In December 2013 the CDU, CSU and SPD stated in the Coalition Agreement: “We wish to align our policies more closely with the values and hopes of German citizens and we will therefore conduct a dialogue with them in order to gain an understanding of their views on wellbeing issues. […] We will use this dialogue as a basis for developing a system of indicators for reporting on wellbeing in Germany. This system will provide clear and understandable information at regular intervals on wellbeing in Germany and the progress made with efforts to improve it.”
In this way, the German government has joined the national and international debate on gaining a common understanding of what constitutes wellbeing, prosperity and progress. Along with economic success, it involves aspects such as health, educational opportunity, access to cultural goods, freedom, social cohesion, political co-determination and environmental sustainability. Finding a better way of monitoring and measuring wellbeing will support efforts to improve living standards and ensure that progress is transparent. International organisations such as the OECD, United Nations, World Bank and EU Commission have paid particular attention to this issue over recent years.

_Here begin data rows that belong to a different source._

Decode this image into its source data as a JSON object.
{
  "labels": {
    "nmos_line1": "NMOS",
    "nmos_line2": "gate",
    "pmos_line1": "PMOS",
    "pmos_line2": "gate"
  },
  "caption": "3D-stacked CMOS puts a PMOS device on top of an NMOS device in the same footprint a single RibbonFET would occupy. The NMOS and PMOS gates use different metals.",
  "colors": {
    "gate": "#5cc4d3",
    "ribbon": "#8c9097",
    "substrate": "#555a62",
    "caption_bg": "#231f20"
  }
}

The global financial and economic crisis of 2008 also gave added impetus to the debate about wellbeing. A major milestone was the report produced by the commission led by Joseph Stiglitz (USA), a recipient of the Nobel Prize in Economic Sciences, along with Amartya Sen (India) and economist Jean-Paul Fitoussi (France). One year after the beginning of the global financial and economic crisis the experts made proposals for measuring overall prosperity as a basis for policymaking.
Over the following years, the proposals made by the Stiglitz-Sen-Fitoussi-Commission were used as the basis for a number of new reporting systems and indicators. These include the OECD's "Better Life Index", "Measuring National Wellbeing" from the UK Office for National Statistics, the Italian "Report on Equitable and Sustainable Well-being in Italy" and the Eurostat Quality of Life Report.

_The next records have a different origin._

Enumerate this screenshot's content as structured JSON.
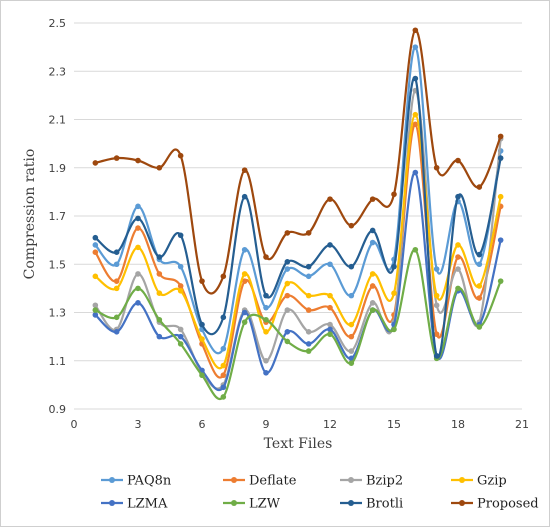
{
  "chart_data": {
    "type": "line",
    "smooth": true,
    "markers": "circle",
    "xlabel": "Text Files",
    "ylabel": "Compression ratio",
    "xlim": [
      0,
      21
    ],
    "ylim": [
      0.9,
      2.5
    ],
    "xticks": [
      "0",
      "3",
      "6",
      "9",
      "12",
      "15",
      "18",
      "21"
    ],
    "yticks": [
      "0.9",
      "1.1",
      "1.3",
      "1.5",
      "1.7",
      "1.9",
      "2.1",
      "2.3",
      "2.5"
    ],
    "grid": "horizontal",
    "legend_position": "bottom",
    "x": [
      1,
      2,
      3,
      4,
      5,
      6,
      7,
      8,
      9,
      10,
      11,
      12,
      13,
      14,
      15,
      16,
      17,
      18,
      19,
      20
    ],
    "series": [
      {
        "name": "PAQ8n",
        "color": "#5b9bd5",
        "values": [
          1.58,
          1.5,
          1.74,
          1.52,
          1.49,
          1.23,
          1.15,
          1.56,
          1.32,
          1.48,
          1.45,
          1.5,
          1.37,
          1.59,
          1.52,
          2.4,
          1.48,
          1.76,
          1.5,
          1.97
        ]
      },
      {
        "name": "Deflate",
        "color": "#ed7d31",
        "values": [
          1.55,
          1.43,
          1.65,
          1.46,
          1.41,
          1.17,
          1.04,
          1.43,
          1.26,
          1.37,
          1.31,
          1.32,
          1.2,
          1.41,
          1.29,
          2.08,
          1.21,
          1.53,
          1.36,
          1.74
        ]
      },
      {
        "name": "Bzip2",
        "color": "#a5a5a5",
        "values": [
          1.33,
          1.23,
          1.46,
          1.26,
          1.23,
          1.05,
          1.0,
          1.31,
          1.1,
          1.31,
          1.22,
          1.25,
          1.14,
          1.34,
          1.26,
          2.22,
          1.33,
          1.48,
          1.26,
          2.02
        ]
      },
      {
        "name": "Gzip",
        "color": "#ffc000",
        "values": [
          1.45,
          1.4,
          1.57,
          1.38,
          1.39,
          1.19,
          1.08,
          1.46,
          1.22,
          1.42,
          1.37,
          1.37,
          1.25,
          1.46,
          1.38,
          2.12,
          1.37,
          1.58,
          1.41,
          1.78
        ]
      },
      {
        "name": "LZMA",
        "color": "#4472c4",
        "values": [
          1.29,
          1.22,
          1.34,
          1.2,
          1.2,
          1.06,
          0.99,
          1.3,
          1.05,
          1.22,
          1.17,
          1.23,
          1.11,
          1.31,
          1.25,
          1.88,
          1.12,
          1.39,
          1.25,
          1.6
        ]
      },
      {
        "name": "LZW",
        "color": "#70ad47",
        "values": [
          1.31,
          1.28,
          1.4,
          1.27,
          1.17,
          1.04,
          0.95,
          1.26,
          1.27,
          1.18,
          1.14,
          1.21,
          1.09,
          1.31,
          1.23,
          1.56,
          1.11,
          1.4,
          1.24,
          1.43
        ]
      },
      {
        "name": "Brotli",
        "color": "#255e91",
        "values": [
          1.61,
          1.55,
          1.69,
          1.53,
          1.62,
          1.25,
          1.28,
          1.78,
          1.37,
          1.51,
          1.49,
          1.58,
          1.49,
          1.64,
          1.49,
          2.27,
          1.12,
          1.78,
          1.54,
          1.94
        ]
      },
      {
        "name": "Proposed",
        "color": "#9e480e",
        "values": [
          1.92,
          1.94,
          1.93,
          1.9,
          1.95,
          1.43,
          1.45,
          1.89,
          1.53,
          1.63,
          1.63,
          1.77,
          1.66,
          1.77,
          1.79,
          2.47,
          1.9,
          1.93,
          1.82,
          2.03
        ]
      }
    ]
  }
}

In Germany the topic was taken up by the Council of Economic Experts, experts involved in the "Dialogue on Germany’s Future" initiated by Chancellor Angela Merkel, and the German Bundestag's Enquete Commission on "Growth, Prosperity and Quality of Life – Paths to Sustainable Economic Activity and Societal Advancement in the Social Market Economy". The government report "Wellbeing in Germany – what matters to us" builds on these reports.
The federal government took its own approach to producing this report. It began by initiating the national dialogue to find out what people think constitutes wellbeing.